When I was nearly forty, I was in a seminar team environment where each of us daily told others things we had going on about them in order to keep from building up issues.  Things like, “It annoyed me when you…” or “I feel a little attracted to you.”  It actually was fun and worked well.

What happened for me in this process was that one person after another told me the things they thought about me with regard to my being handicapped.  I was amazed at how much stuff people had going on about handicapped people, and I learned that it was a prejudice just like racism or ageism or any other ism.  I know, you’d think by that age I’d have known this.  I had seen it only in limited experiences, not as something that was apparently endemic in society.

Several people told me that they anticipated that I would want them to feel sorry for me.  After they got to know me, most could see this was very far from my nature, but, this was an assumption they had about all handicapped people.  They had lots of ideas about how I must see the world, that I must be sad, that I must be angry, that I must be this or that.  This was projection, I assumed, based on what they thought they would feel if they had a paralyzed leg (and also based upon my disappointment which they’d seen the first evening when I learned that the course was going to limit my physical activities).  Though of course I had experienced these things over and over in my life, they were life assessments that came and went for me, like watching movies.
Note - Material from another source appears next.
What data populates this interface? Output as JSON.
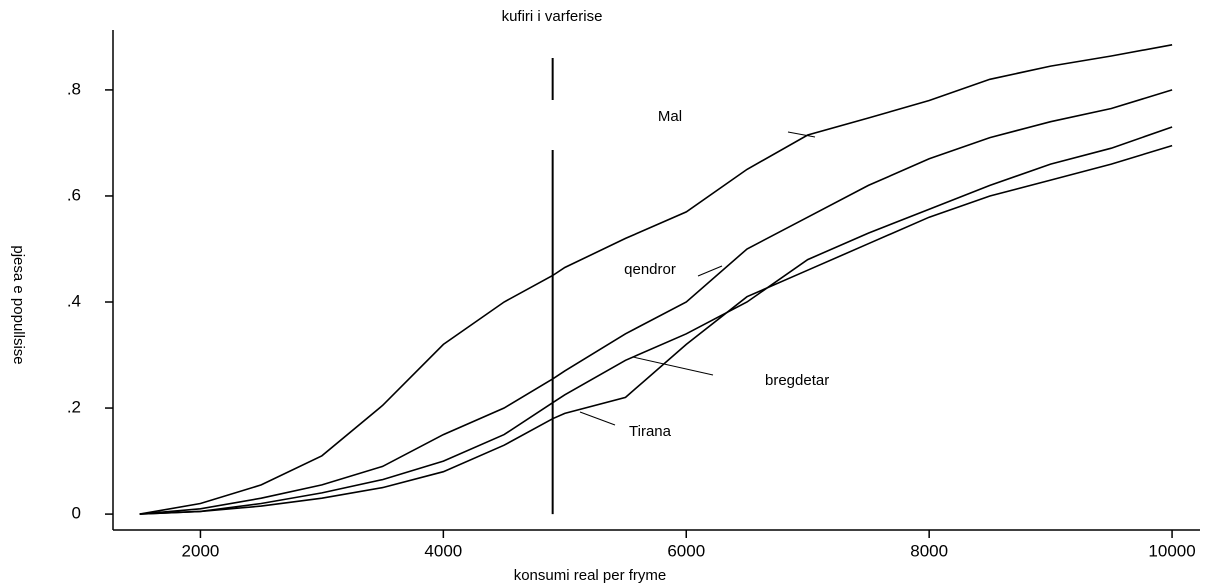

I’ve never been one to hide my emotions well, and over time, I’ve learned that many people not only don’t express many emotions but are not even aware of what they feel.  But here I learned that some or perhaps many people thought I must feel sad, depressed, sorry for myself, angry, needy, wanting more from people emotionally and physically than others wanted – most of the time!  This was a fair cross section of people, no one really out of the ordinary, other than their interest in self-growth.  I learned so much from these people who needed to unload their concepts about disability in a safe environment.

Wow.  What a life view.  This was what people who were willing to trust me with these musings thought about me, about what they thought my mental and emotional makeup was.  This was probably what many or most people thought but would never have the courage to tell me.  In fact, the most emotionally upsetting aspects of my life had actually been that my dad had died when I was a small child, and that I had thus far not been able to get into and maintain a love relationship that nurtured me.  I had been far more depressed in my life about not having a husband or life partner than I had over having a paralyzed leg.

My deepest hurt was not my paralysis, it was not sharing my love — the same problem any able-bodied person could have.